Fifteen minutes later and we are at one of the gate entrances for Chobe National Park. As our driver registers us with the park ranger, a few of us view an interesting exhibition opposite the gate's office.
I have never seen real skulls so big!
Although Chobe is open for self-drive, I quickly discover that a 4x4 vehicle would be the proper and safe way to do so. Seeing the park by land gives us a different prospective of the area and the animals. Huge areas of the park are void of vegetation but it is still difficult to spot our first animal a kudu that has managed to blend quite well with the barren landscape.
I think he is having an afternoon snack.
As we approach an open area towards the river and a watering hole, we encounter another set of giraffes. It is amazing to watch as one of them quenches his thirst from a pool of water. It seems strange as he bends his front legs to reach the liquid refreshment but what else is a guy suppose to do when he has such a long neck.

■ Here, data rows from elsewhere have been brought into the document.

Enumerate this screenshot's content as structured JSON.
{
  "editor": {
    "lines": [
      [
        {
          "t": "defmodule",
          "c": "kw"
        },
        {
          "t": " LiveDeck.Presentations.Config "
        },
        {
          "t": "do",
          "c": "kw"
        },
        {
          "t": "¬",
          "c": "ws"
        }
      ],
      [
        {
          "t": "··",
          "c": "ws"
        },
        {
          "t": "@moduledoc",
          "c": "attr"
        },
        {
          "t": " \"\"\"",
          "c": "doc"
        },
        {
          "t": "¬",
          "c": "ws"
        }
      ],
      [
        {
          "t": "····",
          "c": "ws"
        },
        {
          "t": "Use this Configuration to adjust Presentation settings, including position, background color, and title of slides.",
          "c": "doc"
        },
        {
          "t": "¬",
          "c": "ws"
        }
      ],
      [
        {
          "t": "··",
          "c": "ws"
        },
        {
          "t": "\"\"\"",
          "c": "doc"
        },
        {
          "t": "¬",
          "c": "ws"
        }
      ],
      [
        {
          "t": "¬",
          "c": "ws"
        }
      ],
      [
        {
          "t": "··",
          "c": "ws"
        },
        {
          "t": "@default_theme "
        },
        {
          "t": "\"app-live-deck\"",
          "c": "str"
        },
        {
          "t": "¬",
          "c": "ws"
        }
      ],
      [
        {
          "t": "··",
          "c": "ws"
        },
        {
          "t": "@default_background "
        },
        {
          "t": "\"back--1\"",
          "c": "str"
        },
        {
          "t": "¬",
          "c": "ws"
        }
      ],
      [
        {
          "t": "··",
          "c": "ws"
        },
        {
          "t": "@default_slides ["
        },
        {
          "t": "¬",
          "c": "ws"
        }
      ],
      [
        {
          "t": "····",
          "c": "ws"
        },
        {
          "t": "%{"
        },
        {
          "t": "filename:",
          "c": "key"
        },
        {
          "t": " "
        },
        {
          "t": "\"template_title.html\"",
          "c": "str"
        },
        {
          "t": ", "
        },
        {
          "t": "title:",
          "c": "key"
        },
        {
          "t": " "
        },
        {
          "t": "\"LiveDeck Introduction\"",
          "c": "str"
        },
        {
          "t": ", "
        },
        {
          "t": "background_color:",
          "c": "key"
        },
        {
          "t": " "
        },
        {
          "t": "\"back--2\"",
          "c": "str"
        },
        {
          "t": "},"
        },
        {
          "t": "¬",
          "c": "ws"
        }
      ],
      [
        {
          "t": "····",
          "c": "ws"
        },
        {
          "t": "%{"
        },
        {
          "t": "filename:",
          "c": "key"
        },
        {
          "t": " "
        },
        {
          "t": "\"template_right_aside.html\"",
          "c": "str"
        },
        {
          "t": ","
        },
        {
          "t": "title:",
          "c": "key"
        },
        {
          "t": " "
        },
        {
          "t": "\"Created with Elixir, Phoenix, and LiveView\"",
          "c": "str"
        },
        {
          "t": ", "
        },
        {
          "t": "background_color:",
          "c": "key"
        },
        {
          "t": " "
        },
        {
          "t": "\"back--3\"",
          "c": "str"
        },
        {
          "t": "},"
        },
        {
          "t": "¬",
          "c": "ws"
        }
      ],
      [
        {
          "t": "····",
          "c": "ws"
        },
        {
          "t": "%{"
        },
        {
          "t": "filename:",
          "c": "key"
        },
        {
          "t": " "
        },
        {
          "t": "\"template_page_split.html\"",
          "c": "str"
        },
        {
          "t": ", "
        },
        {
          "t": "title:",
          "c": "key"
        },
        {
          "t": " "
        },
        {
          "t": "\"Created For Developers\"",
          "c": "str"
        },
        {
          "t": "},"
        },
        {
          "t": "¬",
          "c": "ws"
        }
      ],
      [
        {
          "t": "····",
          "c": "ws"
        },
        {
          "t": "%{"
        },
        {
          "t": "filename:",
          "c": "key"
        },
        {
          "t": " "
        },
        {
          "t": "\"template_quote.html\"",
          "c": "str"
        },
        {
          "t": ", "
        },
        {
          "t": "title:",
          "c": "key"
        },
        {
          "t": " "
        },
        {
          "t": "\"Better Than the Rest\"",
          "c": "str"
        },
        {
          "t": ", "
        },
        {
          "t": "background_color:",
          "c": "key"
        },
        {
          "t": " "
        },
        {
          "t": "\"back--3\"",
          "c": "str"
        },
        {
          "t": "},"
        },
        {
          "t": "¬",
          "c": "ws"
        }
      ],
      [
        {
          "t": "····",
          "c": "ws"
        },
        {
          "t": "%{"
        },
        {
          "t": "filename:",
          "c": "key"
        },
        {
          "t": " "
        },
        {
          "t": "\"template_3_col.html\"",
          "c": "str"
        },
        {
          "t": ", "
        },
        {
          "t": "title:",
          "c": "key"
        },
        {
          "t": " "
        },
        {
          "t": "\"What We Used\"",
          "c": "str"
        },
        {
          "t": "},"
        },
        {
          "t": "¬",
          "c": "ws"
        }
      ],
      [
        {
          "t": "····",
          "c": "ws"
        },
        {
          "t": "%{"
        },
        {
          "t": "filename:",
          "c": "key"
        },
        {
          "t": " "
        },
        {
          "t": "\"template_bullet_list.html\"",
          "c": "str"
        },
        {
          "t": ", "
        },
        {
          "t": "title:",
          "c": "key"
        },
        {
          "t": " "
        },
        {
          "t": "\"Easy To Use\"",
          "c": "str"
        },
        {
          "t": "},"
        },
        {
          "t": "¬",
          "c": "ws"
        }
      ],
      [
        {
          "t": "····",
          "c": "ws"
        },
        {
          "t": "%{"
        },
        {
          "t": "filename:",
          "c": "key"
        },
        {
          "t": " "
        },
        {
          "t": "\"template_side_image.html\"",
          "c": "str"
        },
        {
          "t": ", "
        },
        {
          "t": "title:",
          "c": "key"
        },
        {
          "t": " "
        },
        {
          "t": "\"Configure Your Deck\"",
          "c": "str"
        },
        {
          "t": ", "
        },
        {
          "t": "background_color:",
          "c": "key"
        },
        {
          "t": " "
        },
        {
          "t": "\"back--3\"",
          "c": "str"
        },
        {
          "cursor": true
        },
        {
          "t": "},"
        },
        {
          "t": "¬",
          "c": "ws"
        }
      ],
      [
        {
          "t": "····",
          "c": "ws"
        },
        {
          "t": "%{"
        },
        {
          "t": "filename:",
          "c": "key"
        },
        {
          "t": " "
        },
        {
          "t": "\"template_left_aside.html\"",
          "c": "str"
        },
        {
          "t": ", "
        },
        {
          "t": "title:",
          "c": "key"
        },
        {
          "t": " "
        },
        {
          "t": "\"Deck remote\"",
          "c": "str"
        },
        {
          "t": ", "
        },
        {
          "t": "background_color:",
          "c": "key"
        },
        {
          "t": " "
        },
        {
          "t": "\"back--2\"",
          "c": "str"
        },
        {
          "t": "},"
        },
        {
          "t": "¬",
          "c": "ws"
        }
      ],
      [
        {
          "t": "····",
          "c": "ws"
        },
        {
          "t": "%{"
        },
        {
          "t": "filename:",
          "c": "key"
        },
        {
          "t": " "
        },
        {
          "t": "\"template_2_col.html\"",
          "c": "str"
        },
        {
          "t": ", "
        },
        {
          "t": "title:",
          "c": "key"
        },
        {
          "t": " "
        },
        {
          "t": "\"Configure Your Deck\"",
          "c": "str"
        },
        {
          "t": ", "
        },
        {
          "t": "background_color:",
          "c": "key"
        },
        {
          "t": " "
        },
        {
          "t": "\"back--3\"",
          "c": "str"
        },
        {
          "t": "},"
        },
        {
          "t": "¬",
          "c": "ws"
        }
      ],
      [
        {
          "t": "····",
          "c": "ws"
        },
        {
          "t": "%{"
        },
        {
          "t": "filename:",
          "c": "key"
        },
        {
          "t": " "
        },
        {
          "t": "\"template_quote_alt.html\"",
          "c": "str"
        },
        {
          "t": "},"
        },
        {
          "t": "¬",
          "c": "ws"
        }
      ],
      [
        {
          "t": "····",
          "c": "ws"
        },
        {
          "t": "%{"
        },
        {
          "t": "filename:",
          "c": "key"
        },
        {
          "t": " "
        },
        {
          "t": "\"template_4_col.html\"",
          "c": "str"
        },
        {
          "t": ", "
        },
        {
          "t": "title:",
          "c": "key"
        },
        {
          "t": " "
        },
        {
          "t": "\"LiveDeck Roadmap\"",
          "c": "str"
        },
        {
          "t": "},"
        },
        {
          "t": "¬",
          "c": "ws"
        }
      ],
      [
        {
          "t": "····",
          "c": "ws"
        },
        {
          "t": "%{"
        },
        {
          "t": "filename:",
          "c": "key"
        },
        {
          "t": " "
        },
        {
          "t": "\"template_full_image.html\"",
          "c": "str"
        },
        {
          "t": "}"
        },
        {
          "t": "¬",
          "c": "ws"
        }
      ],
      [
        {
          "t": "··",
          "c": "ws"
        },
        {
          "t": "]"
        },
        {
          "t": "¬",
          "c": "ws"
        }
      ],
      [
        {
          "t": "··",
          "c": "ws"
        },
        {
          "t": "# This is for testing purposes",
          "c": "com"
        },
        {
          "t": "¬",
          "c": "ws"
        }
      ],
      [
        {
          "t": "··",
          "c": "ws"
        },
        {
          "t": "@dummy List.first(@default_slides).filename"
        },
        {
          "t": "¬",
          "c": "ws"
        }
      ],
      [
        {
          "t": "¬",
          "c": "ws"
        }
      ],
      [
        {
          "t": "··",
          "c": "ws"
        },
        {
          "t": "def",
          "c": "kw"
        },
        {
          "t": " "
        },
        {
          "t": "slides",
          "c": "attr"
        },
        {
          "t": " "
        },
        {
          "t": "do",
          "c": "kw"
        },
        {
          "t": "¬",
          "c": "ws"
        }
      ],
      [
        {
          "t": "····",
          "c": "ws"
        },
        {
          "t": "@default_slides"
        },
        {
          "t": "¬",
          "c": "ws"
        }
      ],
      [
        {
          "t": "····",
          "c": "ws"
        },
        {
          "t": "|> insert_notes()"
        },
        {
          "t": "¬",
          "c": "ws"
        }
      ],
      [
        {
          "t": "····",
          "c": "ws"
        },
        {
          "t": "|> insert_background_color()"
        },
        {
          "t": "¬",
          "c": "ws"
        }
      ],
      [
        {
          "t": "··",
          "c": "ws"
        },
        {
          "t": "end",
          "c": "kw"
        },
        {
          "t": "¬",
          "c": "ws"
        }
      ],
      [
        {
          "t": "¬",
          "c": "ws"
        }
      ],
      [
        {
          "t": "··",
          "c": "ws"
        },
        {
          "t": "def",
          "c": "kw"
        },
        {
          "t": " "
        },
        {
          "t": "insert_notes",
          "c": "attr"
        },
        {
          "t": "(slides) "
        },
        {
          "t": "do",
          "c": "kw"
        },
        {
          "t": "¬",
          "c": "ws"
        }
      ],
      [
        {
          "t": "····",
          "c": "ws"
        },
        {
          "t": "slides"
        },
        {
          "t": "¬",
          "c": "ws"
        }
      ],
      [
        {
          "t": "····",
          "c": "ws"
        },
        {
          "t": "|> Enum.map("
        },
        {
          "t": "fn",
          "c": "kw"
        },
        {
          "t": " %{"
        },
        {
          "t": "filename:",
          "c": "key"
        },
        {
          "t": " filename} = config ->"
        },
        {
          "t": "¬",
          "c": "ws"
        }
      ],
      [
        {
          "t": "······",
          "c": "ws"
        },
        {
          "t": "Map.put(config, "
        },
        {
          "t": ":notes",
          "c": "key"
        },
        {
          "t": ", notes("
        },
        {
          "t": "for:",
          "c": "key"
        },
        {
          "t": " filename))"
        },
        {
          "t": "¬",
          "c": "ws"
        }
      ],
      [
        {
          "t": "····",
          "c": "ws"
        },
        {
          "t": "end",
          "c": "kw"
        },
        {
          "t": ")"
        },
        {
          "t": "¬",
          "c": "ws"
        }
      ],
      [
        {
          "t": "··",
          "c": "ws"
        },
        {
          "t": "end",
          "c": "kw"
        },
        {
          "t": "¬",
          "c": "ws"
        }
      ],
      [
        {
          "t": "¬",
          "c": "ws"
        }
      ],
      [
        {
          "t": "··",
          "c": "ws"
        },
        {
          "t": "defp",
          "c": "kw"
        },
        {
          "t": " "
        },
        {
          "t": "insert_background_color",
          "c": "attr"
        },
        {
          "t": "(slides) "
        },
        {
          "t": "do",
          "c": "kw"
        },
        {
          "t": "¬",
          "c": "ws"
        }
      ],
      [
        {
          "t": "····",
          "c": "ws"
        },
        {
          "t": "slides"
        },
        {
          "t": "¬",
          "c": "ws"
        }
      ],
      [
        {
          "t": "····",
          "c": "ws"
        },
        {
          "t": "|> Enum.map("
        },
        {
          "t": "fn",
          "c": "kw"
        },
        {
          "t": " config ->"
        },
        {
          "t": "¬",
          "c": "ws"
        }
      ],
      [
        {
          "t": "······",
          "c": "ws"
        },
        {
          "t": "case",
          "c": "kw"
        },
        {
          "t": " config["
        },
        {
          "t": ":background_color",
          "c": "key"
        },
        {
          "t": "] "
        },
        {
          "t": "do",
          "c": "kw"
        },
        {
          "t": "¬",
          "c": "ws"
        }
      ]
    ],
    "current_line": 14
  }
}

Along our route we can see Sedudu Island and most of the big animals we had seen earlier from the Zambezi River. However, here I feel much safer from the hippo's and crocodiles. There are enough elephants in Chobe that I am sure we will encounter many of them here on land.
With a landscape covered in elephants our attention turns to finding other animals that also make their homes here.
I also notice more all the different species of birdies at Chobe, some flying around while others like the Helmeted Guinea fowl scratches along the ground.
A pack of wild dogs are harassing a herd of elephants taking a mud bath.
A bull elephant is not too happy about it and his announcement sends the dogs fleeing for cover. The dogs find shelter under the shade of a nearby tree and lay down as if everything is now “cool” with the elephants.
I sense the elephants are questioning, who let the dogs out. With many of their calves around, the elephants seem to know the dogs may be up to no good.
For a few moments we sit silently and watch the group of elephants enjoy their mud bath. Our observation ends when one of them starts to approach us and our driver thinks it's better that we move on. Great idea as I don't think we would win a confrontation with a few tons of flesh and bones.
This time of the year it is the dry season in Chobe and the Zambezi is a lifesaver for many of animals that travel long distances for drink of refreshing water.
As we cruise the park we can see some of this search for water take place as animals appear from all areas of the park and descend toward the Zambezi River or a nearby watering hole.There is no doubt that during this time of the year being near a water source is a good place to see the animals.
As our tour comes to an end, one of our final routes gives us an elevated view of the area and the Zambezi River below. From left to right and all around us there are elephants.
However, we have been down by the riverside and know there are a lot more animals there than elephants.
This is a place that has most of what Africa has to offer in terms of wildlife. If you are interested in doing an African safari then I think Chobe National Park should be high up on your list.